David explains his reasoning to his son Solomon. Solomon is young and inexperienced, and the house that must be built for the Lord must be exceedingly magnificent, famous and glorious throughout every land. David will not leave that burden on a boy without preparation. So he prepares abundantly before his death. The phrase is blunt and final. David knows he will not lay a single stone of the sanctuary, but he will not die with empty hands.
He calls Solomon and charges him directly: build a house for the Lord, the God of Israel. Then David recounts the word that came to him. He had wanted to build this house himself. It was in his heart. But the Lord told him plainly that he had shed much blood and waged great wars, and for that reason he would not build a house for the Lord's name. The chapter does not moralize about this. It simply states the fact. David's wars disqualified him from this particular work.
The Lord promised David a son who would be a man of rest. That son's name would be Solomon, and in his days the Lord would give peace and quietness to Israel. That son would build the house for the Lord's name. The Lord would be a father to him, and he would be a son to the Lord, and his throne would be established over Israel forever. David does not argue with this. He accepts it and passes the charge to Solomon.
David prays for his son: may the Lord be with you, may you prosper, may you build the house of the Lord your God as he has spoken. But the prayer is also a command. David asks the Lord to give Solomon discretion and understanding, and to give him charge concerning Israel, so that he may keep the law of the Lord. Prosperity, David says, depends on observing the statutes and ordinances that the Lord commanded Moses concerning Israel. Be strong and of good courage. Do not fear. Do not be dismayed.
Then David tells Solomon what he has already prepared. In his affliction—the word is striking—he has set aside a hundred thousand talents of gold, a thousand thousand talents of silver, bronze and iron without weight, timber and stone. And Solomon may add to it. The numbers are staggering, but the chapter does not pause to marvel at them. It moves on to the workmen: hewers, stonecutters, carpenters, every kind of skilled craftsman. There is no counting the gold, silver, bronze, or iron. David's final word to his son is simply this: arise and be doing, and may the Lord be with you.
David does not stop with Solomon. He commands all the princes of Israel to help his son. He asks them: is not the Lord your God with you? Has he not given you rest on every side? He has delivered the inhabitants of the land into David's hand, and the land is subdued before the Lord and before his people. David frames the temple project not as a private ambition but as the next step in a story the Lord has already been writing. The rest is already given. Now the sanctuary must be built.

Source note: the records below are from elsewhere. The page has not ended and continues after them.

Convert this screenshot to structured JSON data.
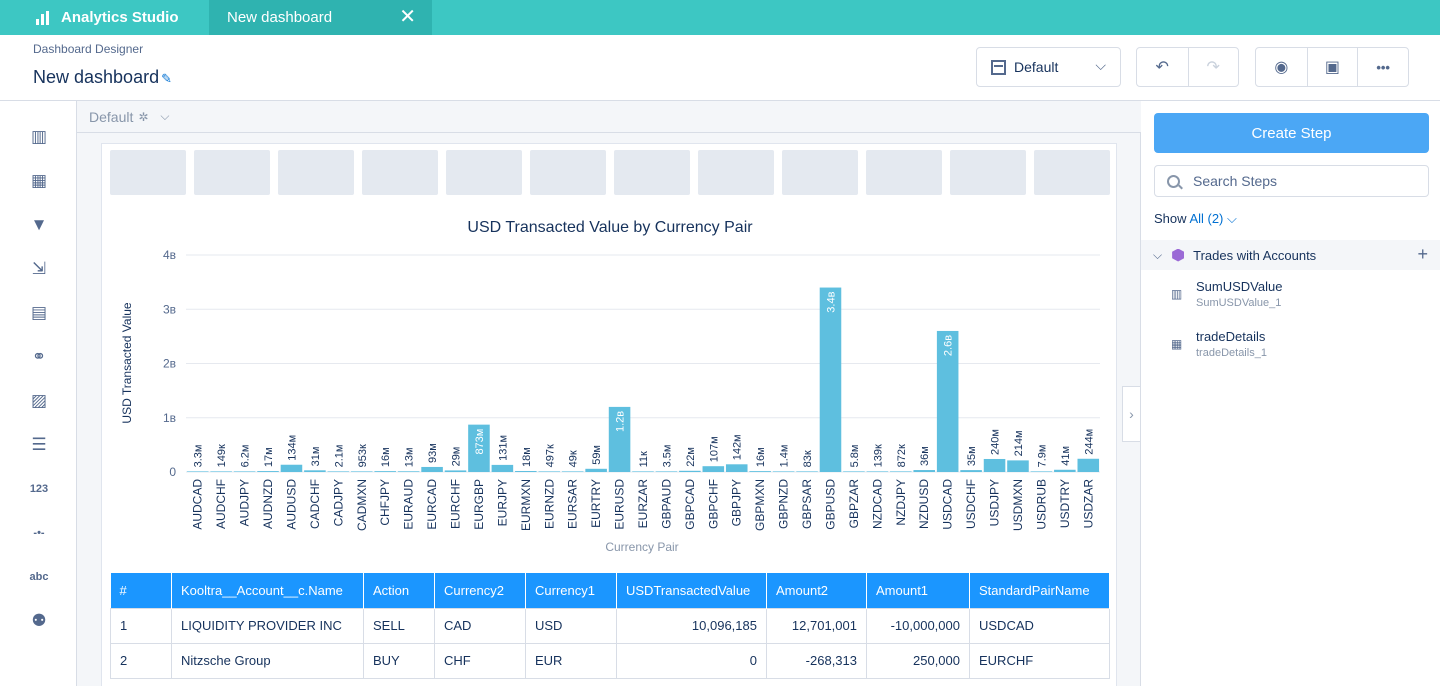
{
  "topbar": {
    "app_name": "Analytics Studio",
    "tab_label": "New dashboard",
    "tab_close": "✕"
  },
  "header": {
    "breadcrumb": "Dashboard Designer",
    "title": "New dashboard",
    "layout_select": "Default",
    "undo": "↶",
    "redo": "↷",
    "preview": "◉",
    "save": "▣",
    "more": "•••"
  },
  "left_rail": [
    {
      "name": "chart-widget-icon",
      "glyph": "▥"
    },
    {
      "name": "table-widget-icon",
      "glyph": "▦"
    },
    {
      "name": "filter-widget-icon",
      "glyph": "▼"
    },
    {
      "name": "toggle-widget-icon",
      "glyph": "⇲"
    },
    {
      "name": "date-widget-icon",
      "glyph": "▤"
    },
    {
      "name": "link-widget-icon",
      "glyph": "⚭"
    },
    {
      "name": "image-widget-icon",
      "glyph": "▨"
    },
    {
      "name": "list-widget-icon",
      "glyph": "☰"
    },
    {
      "name": "number-widget-icon",
      "glyph": "123"
    },
    {
      "name": "range-widget-icon",
      "glyph": "-•-"
    },
    {
      "name": "text-widget-icon",
      "glyph": "abc"
    },
    {
      "name": "container-widget-icon",
      "glyph": "⚉"
    }
  ],
  "layout_bar": {
    "label": "Default",
    "gear": "✲",
    "chevron": "⌵"
  },
  "chart_data": {
    "type": "bar",
    "title": "USD Transacted Value by Currency Pair",
    "xlabel": "Currency Pair",
    "ylabel": "USD Transacted Value",
    "ylim": [
      0,
      4000000000
    ],
    "yticks": [
      {
        "value": 0,
        "label": "0"
      },
      {
        "value": 1000000000,
        "label": "1в"
      },
      {
        "value": 2000000000,
        "label": "2в"
      },
      {
        "value": 3000000000,
        "label": "3в"
      },
      {
        "value": 4000000000,
        "label": "4в"
      }
    ],
    "grid": true,
    "color": "#5ebfdf",
    "categories": [
      "AUDCAD",
      "AUDCHF",
      "AUDJPY",
      "AUDNZD",
      "AUDUSD",
      "CADCHF",
      "CADJPY",
      "CADMXN",
      "CHFJPY",
      "EURAUD",
      "EURCAD",
      "EURCHF",
      "EURGBP",
      "EURJPY",
      "EURMXN",
      "EURNZD",
      "EURSAR",
      "EURTRY",
      "EURUSD",
      "EURZAR",
      "GBPAUD",
      "GBPCAD",
      "GBPCHF",
      "GBPJPY",
      "GBPMXN",
      "GBPNZD",
      "GBPSAR",
      "GBPUSD",
      "GBPZAR",
      "NZDCAD",
      "NZDJPY",
      "NZDUSD",
      "USDCAD",
      "USDCHF",
      "USDJPY",
      "USDMXN",
      "USDRUB",
      "USDTRY",
      "USDZAR"
    ],
    "values": [
      3300000,
      149000,
      6200000,
      17000000,
      134000000,
      31000000,
      2100000,
      953000,
      16000000,
      13000000,
      93000000,
      29000000,
      873000000,
      131000000,
      18000000,
      497000,
      49000,
      59000000,
      1200000000,
      11000,
      3500000,
      22000000,
      107000000,
      142000000,
      16000000,
      1400000,
      83000,
      3400000000,
      5800000,
      139000,
      872000,
      36000000,
      2600000000,
      35000000,
      240000000,
      214000000,
      7900000,
      41000000,
      244000000
    ],
    "data_labels": [
      "3.3м",
      "149к",
      "6.2м",
      "17м",
      "134м",
      "31м",
      "2.1м",
      "953к",
      "16м",
      "13м",
      "93м",
      "29м",
      "873м",
      "131м",
      "18м",
      "497к",
      "49к",
      "59м",
      "1.2в",
      "11к",
      "3.5м",
      "22м",
      "107м",
      "142м",
      "16м",
      "1.4м",
      "83к",
      "3.4в",
      "5.8м",
      "139к",
      "872к",
      "36м",
      "2.6в",
      "35м",
      "240м",
      "214м",
      "7.9м",
      "41м",
      "244м"
    ]
  },
  "table": {
    "columns": [
      "#",
      "Kooltra__Account__c.Name",
      "Action",
      "Currency2",
      "Currency1",
      "USDTransactedValue",
      "Amount2",
      "Amount1",
      "StandardPairName"
    ],
    "rows": [
      [
        "1",
        "LIQUIDITY PROVIDER INC",
        "SELL",
        "CAD",
        "USD",
        "10,096,185",
        "12,701,001",
        "-10,000,000",
        "USDCAD"
      ],
      [
        "2",
        "Nitzsche Group",
        "BUY",
        "CHF",
        "EUR",
        "0",
        "-268,313",
        "250,000",
        "EURCHF"
      ]
    ]
  },
  "right_panel": {
    "create_step": "Create Step",
    "search_placeholder": "Search Steps",
    "show_label": "Show",
    "show_value": "All (2)",
    "group_name": "Trades with Accounts",
    "steps": [
      {
        "icon": "bar-chart-icon",
        "glyph": "▥",
        "name": "SumUSDValue",
        "sub": "SumUSDValue_1"
      },
      {
        "icon": "table-icon",
        "glyph": "▦",
        "name": "tradeDetails",
        "sub": "tradeDetails_1"
      }
    ]
  },
  "colors": {
    "topbar": "#3dc7c3",
    "accent": "#1b96ff",
    "bar": "#5ebfdf"
  }
}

The chapter ends with David's charge to the leaders: set your heart and your soul to seek the Lord your God. Arise and build the sanctuary of the Lord God, so that the ark of the covenant of the Lord and the holy vessels of God may be brought into the house that is to be built for the name of the Lord. The temple is not an end in itself. It is the place where the ark will dwell, where the covenant will be housed, where the Lord's name will rest. David prepares the materials, the workmen, and the charge, but he will not enter that house. He leaves that to his son.